Prévention des risques

Pour la prévention de la fatigue visuelle, il convient d'agir notamment sur l'organisation du travail, l'affichage à l’écran et l'implantation des postes. 
Pour la prévention des TMS, il convient d'agir notamment sur l'organisation du travail, l'aménagement des postes et la conception et le choix des dispositifs  d'entrée (clavier, souris, boule roulante…), en tenant compte des caractéristiques physiques du salarié. Le choix du matériel (fauteuil, table, souris, clavier, porte-copie, repose-pieds) est aussi déterminant.
Des actions dans tous ces domaines peuvent contribuer aussi à la prévention du stress, de même que des actions sur l'ergonomie des logiciels utilisés. Toutefois, elles peuvent s'avérer insuffisantes (Voir  dossier "Risques Psychosociaux").
Les recommandations ne sont à appliquer qu'après une analyse de l'activité du salarié  et information préalable de ce dernier.

Organisation du travail

Pour réduire l'astreinte musculosquelettique, on peut alterner les tâches sur écran et le travail de bureau ou multiplier les pauses.
Travailler toute la journée sur un écran n'est pas recommandé. Si cela s'avère impossible, il est alors impératif de respecter un régime de pauses qui doit être fonction de l'intensité du travail.

En pratique

Aménager une pause d’au moins 5 min toutes les heures si la tâche est intensive ou bien d'un quart d'heure toutes les 2 heures si la tâche l’est moins.
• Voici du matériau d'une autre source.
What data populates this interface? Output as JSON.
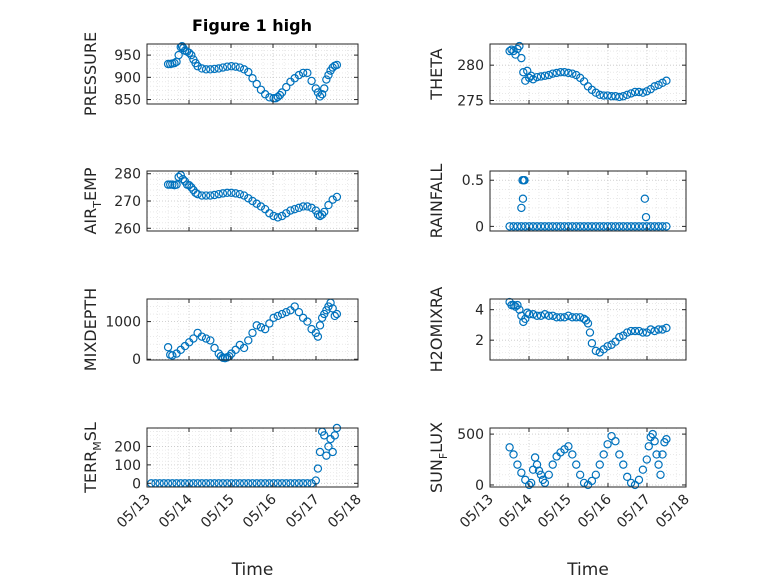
{
  "figure_title": "Figure 1 high",
  "shared_xlabel": "Time",
  "x_tick_labels": [
    "05/13",
    "05/14",
    "05/15",
    "05/16",
    "05/17",
    "05/18"
  ],
  "colors": {
    "marker": "#0072BD",
    "axis": "#262626",
    "grid": "#dcdcdc"
  },
  "chart_data": [
    {
      "type": "scatter",
      "title": "Figure 1 high",
      "ylabel": "PRESSURE",
      "ylim": [
        840,
        975
      ],
      "yticks": [
        850,
        900,
        950
      ],
      "xlim": [
        0,
        5
      ],
      "xlabel": "",
      "series": [
        {
          "x": [
            0.5,
            0.55,
            0.6,
            0.65,
            0.7,
            0.75,
            0.8,
            0.83,
            0.86,
            0.9,
            0.95,
            1.0,
            1.05,
            1.1,
            1.15,
            1.2,
            1.3,
            1.4,
            1.5,
            1.6,
            1.7,
            1.8,
            1.9,
            2.0,
            2.1,
            2.2,
            2.3,
            2.4,
            2.5,
            2.6,
            2.7,
            2.8,
            2.9,
            3.0,
            3.05,
            3.1,
            3.15,
            3.2,
            3.3,
            3.4,
            3.5,
            3.6,
            3.7,
            3.8,
            3.9,
            4.0,
            4.05,
            4.1,
            4.15,
            4.2,
            4.25,
            4.3,
            4.35,
            4.4,
            4.45,
            4.5
          ],
          "y": [
            930,
            930,
            931,
            932,
            935,
            950,
            968,
            970,
            966,
            960,
            958,
            955,
            950,
            940,
            932,
            925,
            920,
            918,
            918,
            919,
            920,
            922,
            924,
            925,
            924,
            922,
            918,
            912,
            898,
            885,
            872,
            862,
            855,
            853,
            853,
            856,
            860,
            866,
            878,
            890,
            898,
            905,
            910,
            910,
            892,
            875,
            866,
            857,
            862,
            875,
            895,
            905,
            915,
            922,
            926,
            928
          ]
        }
      ]
    },
    {
      "type": "scatter",
      "title": "",
      "ylabel": "THETA",
      "ylim": [
        274.5,
        283
      ],
      "yticks": [
        275,
        280
      ],
      "xlim": [
        0,
        5
      ],
      "xlabel": "",
      "series": [
        {
          "x": [
            0.5,
            0.55,
            0.6,
            0.65,
            0.7,
            0.75,
            0.8,
            0.85,
            0.9,
            0.95,
            1.0,
            1.05,
            1.1,
            1.2,
            1.3,
            1.4,
            1.5,
            1.6,
            1.7,
            1.8,
            1.9,
            2.0,
            2.1,
            2.2,
            2.3,
            2.4,
            2.5,
            2.6,
            2.7,
            2.8,
            2.9,
            3.0,
            3.1,
            3.2,
            3.3,
            3.4,
            3.5,
            3.6,
            3.7,
            3.8,
            3.9,
            4.0,
            4.1,
            4.2,
            4.3,
            4.4,
            4.5
          ],
          "y": [
            282.0,
            282.2,
            282.0,
            281.5,
            282.3,
            282.7,
            281.0,
            279.0,
            277.8,
            279.2,
            278.2,
            278.5,
            278.0,
            278.3,
            278.4,
            278.5,
            278.6,
            278.8,
            278.9,
            279.0,
            279.0,
            278.9,
            278.8,
            278.6,
            278.2,
            277.7,
            277.0,
            276.5,
            276.1,
            275.8,
            275.7,
            275.7,
            275.6,
            275.6,
            275.5,
            275.6,
            275.8,
            276.0,
            276.2,
            276.2,
            276.1,
            276.3,
            276.6,
            277.0,
            277.2,
            277.5,
            277.8
          ]
        }
      ]
    },
    {
      "type": "scatter",
      "title": "",
      "ylabel": "AIR_TEMP",
      "ylim": [
        259,
        281
      ],
      "yticks": [
        260,
        270,
        280
      ],
      "xlim": [
        0,
        5
      ],
      "xlabel": "",
      "series": [
        {
          "x": [
            0.5,
            0.55,
            0.6,
            0.65,
            0.7,
            0.75,
            0.8,
            0.85,
            0.9,
            0.95,
            1.0,
            1.05,
            1.1,
            1.15,
            1.2,
            1.3,
            1.4,
            1.5,
            1.6,
            1.7,
            1.8,
            1.9,
            2.0,
            2.1,
            2.2,
            2.3,
            2.4,
            2.5,
            2.6,
            2.7,
            2.8,
            2.9,
            3.0,
            3.1,
            3.2,
            3.3,
            3.4,
            3.5,
            3.6,
            3.7,
            3.8,
            3.9,
            4.0,
            4.05,
            4.1,
            4.15,
            4.2,
            4.3,
            4.4,
            4.5
          ],
          "y": [
            276.0,
            276.0,
            276.0,
            275.8,
            276.0,
            278.8,
            279.5,
            278.0,
            277.2,
            276.0,
            275.8,
            275.0,
            274.0,
            273.0,
            272.5,
            272.0,
            272.0,
            272.0,
            272.2,
            272.5,
            272.8,
            273.0,
            273.0,
            272.8,
            272.5,
            272.0,
            271.0,
            270.0,
            269.0,
            268.0,
            267.0,
            265.5,
            264.5,
            264.0,
            264.5,
            265.5,
            266.5,
            267.0,
            267.5,
            268.0,
            268.0,
            267.5,
            266.5,
            265.0,
            264.5,
            265.0,
            266.0,
            268.5,
            270.5,
            271.5
          ]
        }
      ]
    },
    {
      "type": "scatter",
      "title": "",
      "ylabel": "RAINFALL",
      "ylim": [
        -0.05,
        0.6
      ],
      "yticks": [
        0,
        0.5
      ],
      "xlim": [
        0,
        5
      ],
      "xlabel": "",
      "series": [
        {
          "x": [
            0.5,
            0.6,
            0.7,
            0.8,
            0.9,
            1.0,
            1.1,
            1.2,
            1.3,
            1.4,
            1.5,
            1.6,
            1.7,
            1.8,
            1.9,
            2.0,
            2.1,
            2.2,
            2.3,
            2.4,
            2.5,
            2.6,
            2.7,
            2.8,
            2.9,
            3.0,
            3.1,
            3.2,
            3.3,
            3.4,
            3.5,
            3.6,
            3.7,
            3.8,
            3.9,
            4.0,
            4.1,
            4.2,
            4.3,
            4.4,
            4.5,
            0.8,
            0.83,
            0.86,
            0.84,
            0.88,
            3.95,
            3.98
          ],
          "y": [
            0,
            0,
            0,
            0,
            0,
            0,
            0,
            0,
            0,
            0,
            0,
            0,
            0,
            0,
            0,
            0,
            0,
            0,
            0,
            0,
            0,
            0,
            0,
            0,
            0,
            0,
            0,
            0,
            0,
            0,
            0,
            0,
            0,
            0,
            0,
            0,
            0,
            0,
            0,
            0,
            0,
            0.2,
            0.5,
            0.5,
            0.3,
            0.5,
            0.3,
            0.1
          ]
        }
      ]
    },
    {
      "type": "scatter",
      "title": "",
      "ylabel": "MIXDEPTH",
      "ylim": [
        -20,
        1600
      ],
      "yticks": [
        0,
        1000
      ],
      "xlim": [
        0,
        5
      ],
      "xlabel": "",
      "series": [
        {
          "x": [
            0.5,
            0.55,
            0.6,
            0.7,
            0.8,
            0.9,
            1.0,
            1.1,
            1.2,
            1.3,
            1.4,
            1.5,
            1.6,
            1.7,
            1.75,
            1.8,
            1.85,
            1.9,
            1.95,
            2.0,
            2.1,
            2.2,
            2.3,
            2.4,
            2.5,
            2.6,
            2.7,
            2.8,
            2.9,
            3.0,
            3.1,
            3.2,
            3.3,
            3.4,
            3.5,
            3.6,
            3.7,
            3.8,
            3.9,
            4.0,
            4.05,
            4.1,
            4.15,
            4.2,
            4.25,
            4.3,
            4.35,
            4.4,
            4.45,
            4.5
          ],
          "y": [
            320,
            120,
            100,
            150,
            250,
            350,
            450,
            550,
            700,
            600,
            550,
            500,
            300,
            150,
            80,
            40,
            30,
            50,
            80,
            150,
            250,
            380,
            300,
            500,
            700,
            900,
            850,
            800,
            950,
            1100,
            1150,
            1200,
            1250,
            1300,
            1400,
            1250,
            1100,
            1000,
            800,
            700,
            600,
            900,
            1100,
            1200,
            1300,
            1400,
            1500,
            1350,
            1150,
            1200
          ]
        }
      ]
    },
    {
      "type": "scatter",
      "title": "",
      "ylabel": "H2OMIXRA",
      "ylim": [
        0.7,
        4.7
      ],
      "yticks": [
        2,
        4
      ],
      "xlim": [
        0,
        5
      ],
      "xlabel": "",
      "series": [
        {
          "x": [
            0.5,
            0.55,
            0.6,
            0.65,
            0.7,
            0.75,
            0.8,
            0.85,
            0.9,
            0.95,
            1.0,
            1.1,
            1.2,
            1.3,
            1.4,
            1.5,
            1.6,
            1.7,
            1.8,
            1.9,
            2.0,
            2.1,
            2.2,
            2.3,
            2.4,
            2.45,
            2.5,
            2.55,
            2.6,
            2.7,
            2.8,
            2.9,
            3.0,
            3.1,
            3.2,
            3.3,
            3.4,
            3.5,
            3.6,
            3.7,
            3.8,
            3.9,
            4.0,
            4.1,
            4.2,
            4.3,
            4.4,
            4.5
          ],
          "y": [
            4.5,
            4.3,
            4.3,
            4.2,
            4.3,
            4.0,
            3.6,
            3.2,
            3.4,
            3.8,
            3.7,
            3.7,
            3.6,
            3.6,
            3.7,
            3.6,
            3.6,
            3.5,
            3.5,
            3.5,
            3.6,
            3.5,
            3.5,
            3.5,
            3.4,
            3.3,
            3.1,
            2.5,
            1.8,
            1.3,
            1.2,
            1.4,
            1.6,
            1.7,
            1.9,
            2.2,
            2.3,
            2.5,
            2.6,
            2.6,
            2.6,
            2.5,
            2.5,
            2.7,
            2.6,
            2.7,
            2.7,
            2.8
          ]
        }
      ]
    },
    {
      "type": "scatter",
      "title": "",
      "ylabel": "TERR_MSL",
      "ylim": [
        -20,
        300
      ],
      "yticks": [
        0,
        100,
        200
      ],
      "xlim": [
        0,
        5
      ],
      "xlabel": "",
      "series": [
        {
          "x": [
            0.1,
            0.2,
            0.3,
            0.4,
            0.5,
            0.6,
            0.7,
            0.8,
            0.9,
            1.0,
            1.1,
            1.2,
            1.3,
            1.4,
            1.5,
            1.6,
            1.7,
            1.8,
            1.9,
            2.0,
            2.1,
            2.2,
            2.3,
            2.4,
            2.5,
            2.6,
            2.7,
            2.8,
            2.9,
            3.0,
            3.1,
            3.2,
            3.3,
            3.4,
            3.5,
            3.6,
            3.7,
            3.8,
            3.9,
            4.0,
            4.05,
            4.1,
            4.15,
            4.2,
            4.25,
            4.3,
            4.35,
            4.4,
            4.45,
            4.5
          ],
          "y": [
            0,
            0,
            0,
            0,
            0,
            0,
            0,
            0,
            0,
            0,
            0,
            0,
            0,
            0,
            0,
            0,
            0,
            0,
            0,
            0,
            0,
            0,
            0,
            0,
            0,
            0,
            0,
            0,
            0,
            0,
            0,
            0,
            0,
            0,
            0,
            0,
            0,
            0,
            0,
            15,
            80,
            170,
            280,
            260,
            150,
            200,
            240,
            170,
            260,
            300
          ]
        }
      ]
    },
    {
      "type": "scatter",
      "title": "",
      "ylabel": "SUN_FLUX",
      "ylim": [
        -20,
        560
      ],
      "yticks": [
        0,
        500
      ],
      "xlim": [
        0,
        5
      ],
      "xlabel": "",
      "series": [
        {
          "x": [
            0.5,
            0.6,
            0.7,
            0.8,
            0.9,
            1.0,
            1.05,
            1.1,
            1.15,
            1.2,
            1.25,
            1.3,
            1.35,
            1.4,
            1.5,
            1.6,
            1.7,
            1.8,
            1.9,
            2.0,
            2.1,
            2.2,
            2.3,
            2.4,
            2.5,
            2.6,
            2.7,
            2.8,
            2.9,
            3.0,
            3.1,
            3.2,
            3.3,
            3.4,
            3.5,
            3.6,
            3.7,
            3.8,
            3.9,
            4.0,
            4.05,
            4.1,
            4.15,
            4.2,
            4.25,
            4.3,
            4.35,
            4.4,
            4.45,
            4.5
          ],
          "y": [
            370,
            300,
            200,
            120,
            50,
            0,
            20,
            150,
            270,
            200,
            140,
            100,
            50,
            20,
            100,
            200,
            280,
            320,
            350,
            380,
            300,
            200,
            100,
            20,
            0,
            40,
            100,
            200,
            300,
            400,
            480,
            430,
            300,
            200,
            80,
            20,
            0,
            50,
            150,
            250,
            380,
            470,
            500,
            430,
            300,
            200,
            100,
            300,
            420,
            450
          ]
        }
      ]
    }
  ]
}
Il faut bouger pendant les pauses.
Attention, les temps d'attente de réponses qui imposent la surveillance de l'écran ne sont pas des  pauses !
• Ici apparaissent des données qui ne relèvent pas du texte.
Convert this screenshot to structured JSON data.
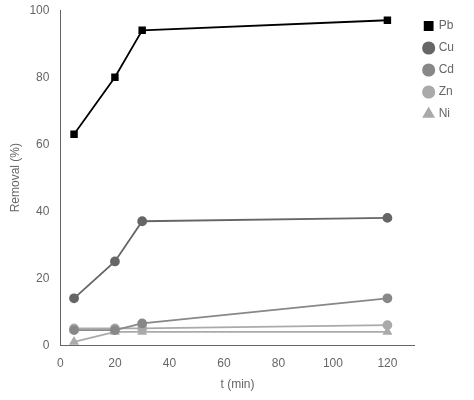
{
  "chart_data": {
    "type": "line",
    "x_label": "t (min)",
    "y_label": "Removal (%)",
    "x": [
      5,
      20,
      30,
      120
    ],
    "series": [
      {
        "name": "Pb",
        "color": "#000000",
        "marker": "square",
        "line_style": "solid",
        "values": [
          63,
          80,
          94,
          97
        ]
      },
      {
        "name": "Cu",
        "color": "#666666",
        "marker": "circle",
        "line_style": "solid",
        "values": [
          14,
          25,
          37,
          38
        ]
      },
      {
        "name": "Cd",
        "color": "#888888",
        "marker": "circle",
        "line_style": "solid",
        "values": [
          4.5,
          4.5,
          6.5,
          14
        ]
      },
      {
        "name": "Zn",
        "color": "#aaaaaa",
        "marker": "circle",
        "line_style": "solid",
        "values": [
          5,
          5,
          5,
          6
        ]
      },
      {
        "name": "Ni",
        "color": "#aaaaaa",
        "marker": "triangle",
        "line_style": "solid",
        "values": [
          1,
          4,
          4,
          4
        ]
      }
    ],
    "xlim": [
      0,
      130
    ],
    "ylim": [
      0,
      100
    ],
    "xticks": [
      0,
      20,
      40,
      60,
      80,
      100,
      120
    ],
    "yticks": [
      0,
      20,
      40,
      60,
      80,
      100
    ],
    "grid": false,
    "legend": "upper right"
  }
}
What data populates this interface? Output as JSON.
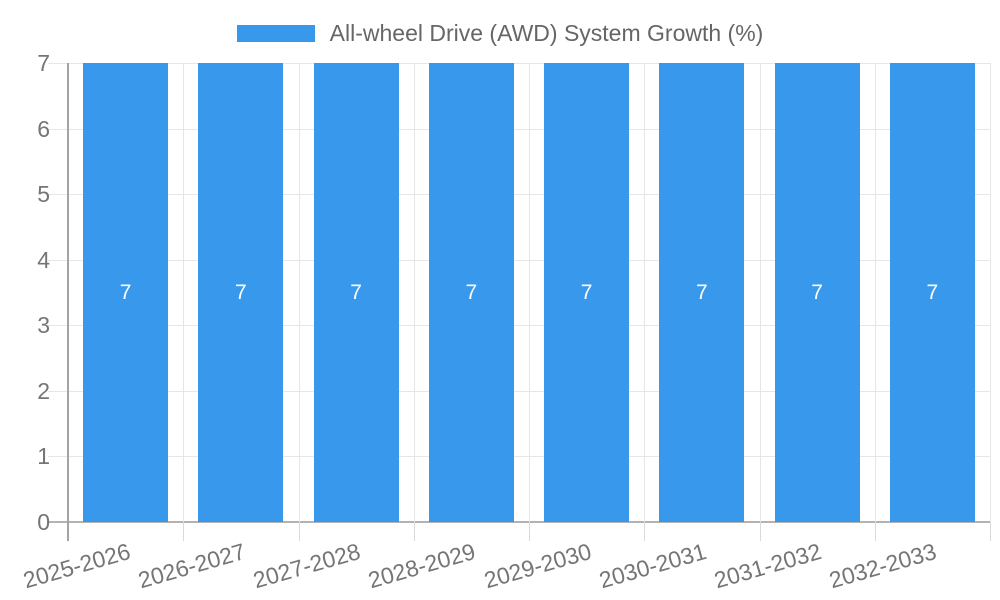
{
  "chart_data": {
    "type": "bar",
    "title": "All-wheel Drive (AWD) System Growth (%)",
    "categories": [
      "2025-2026",
      "2026-2027",
      "2027-2028",
      "2028-2029",
      "2029-2030",
      "2030-2031",
      "2031-2032",
      "2032-2033"
    ],
    "series": [
      {
        "name": "All-wheel Drive (AWD) System Growth (%)",
        "values": [
          7,
          7,
          7,
          7,
          7,
          7,
          7,
          7
        ]
      }
    ],
    "bar_labels": [
      "7",
      "7",
      "7",
      "7",
      "7",
      "7",
      "7",
      "7"
    ],
    "xlabel": "",
    "ylabel": "",
    "ylim": [
      0,
      7
    ],
    "yticks": [
      0,
      1,
      2,
      3,
      4,
      5,
      6,
      7
    ],
    "grid": true,
    "legend_position": "top",
    "colors": {
      "bar": "#3898EC",
      "bar_label": "#ffffff",
      "grid": "#e6e6e6",
      "x_axis_line": "#b3b3b3",
      "y_axis_line": "#a3a3a3",
      "tick_mark": "#d9d9d9",
      "tick_text": "#757575",
      "legend_text": "#666666"
    }
  }
}
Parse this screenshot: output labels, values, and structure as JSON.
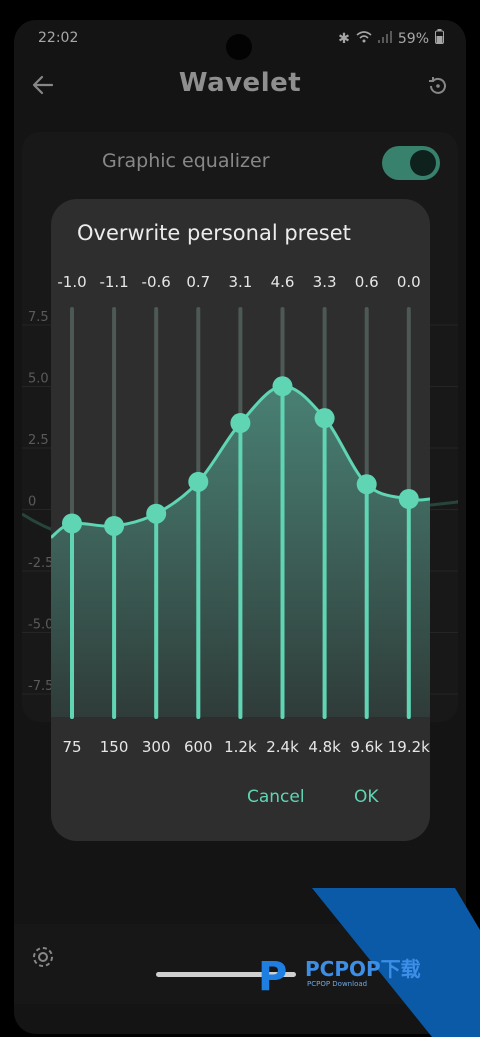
{
  "status": {
    "time": "22:02",
    "battery": "59%",
    "icons": [
      "bluetooth-icon",
      "wifi-icon",
      "signal-icon",
      "battery-icon"
    ]
  },
  "appbar": {
    "title": "Wavelet"
  },
  "card": {
    "label": "Graphic equalizer",
    "toggle_on": true
  },
  "background_axis": [
    "7.5",
    "5.0",
    "2.5",
    "0",
    "-2.5",
    "-5.0",
    "-7.5"
  ],
  "dialog": {
    "title": "Overwrite personal preset",
    "cancel_label": "Cancel",
    "ok_label": "OK",
    "bands": [
      {
        "freq": "75",
        "gain": -1.0,
        "gain_label": "-1.0"
      },
      {
        "freq": "150",
        "gain": -1.1,
        "gain_label": "-1.1"
      },
      {
        "freq": "300",
        "gain": -0.6,
        "gain_label": "-0.6"
      },
      {
        "freq": "600",
        "gain": 0.7,
        "gain_label": "0.7"
      },
      {
        "freq": "1.2k",
        "gain": 3.1,
        "gain_label": "3.1"
      },
      {
        "freq": "2.4k",
        "gain": 4.6,
        "gain_label": "4.6"
      },
      {
        "freq": "4.8k",
        "gain": 3.3,
        "gain_label": "3.3"
      },
      {
        "freq": "9.6k",
        "gain": 0.6,
        "gain_label": "0.6"
      },
      {
        "freq": "19.2k",
        "gain": 0.0,
        "gain_label": "0.0"
      }
    ],
    "gain_range": [
      -10,
      10
    ]
  },
  "watermark": {
    "text": "PCPOP下载",
    "sub": "PCPOP Download"
  },
  "colors": {
    "accent": "#5fd5b4",
    "background": "#1f1f1f",
    "dialog": "#2e2e2e"
  }
}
Pour la vision, quitter l’écran des yeux pour regarder au loin de temps en temps (environ toutes les 20 minutes) constitue une pause visuelle qui permet de relâcher l’accommodation.

Ecran

L'écran doit être mat. Il en est ainsi des moniteurs LCD. En revanche, la grande majorité des écrans des micro-ordinateurs portables présente des reflets miroir qui peuvent être source de fatigue visuelle. 
L'écran doit être de taille adaptée au travail à effectuer mais aussi au niveau de résolution (ou définition) envisagé. Pour bénéficier confortablement de la haute résolution, l’écran doit être de grande taille, sinon les caractères apparaissent trop petits.
L'écran doit être orientable et inclinable facilement.

Affichage

Un affichage sur fond clair est à privilégier car :

  • il est moins fatigant pour la vue qu'un affichage sur fond sombre
  • les reflets sont peu visibles
  • la couleur de fond est la même que celle des documents papier


Avec un écran brillant d'ordinateur portable, un affichage sur fond clair est impératif.
Pour la plupart des tâches en bureautique, il convient de ne pas utiliser plus de 2 ou 3 couleurs en plus de celle du fond. La couleur bleue est à éviter pour les caractères de petites polices et pour le curseur car elle est la moins bien perçue quand on fixe quelque chose ou avec l’avancée en âge. Par ailleurs, il faut veiller à ce que le contraste entre les caractères et le fond soit suffisant.
La lecture de documents scannés peut s’avérer difficile lorsqu’ils sont manuscrits, que la définition est trop basse et/ou que la qualité du scanner est insuffisante.
Enfin, étant donné l’amélioration de la qualité des écrans de visualisation et la généralisation du fond clair, les filtres d’écran ne présentent plus d’intérêt.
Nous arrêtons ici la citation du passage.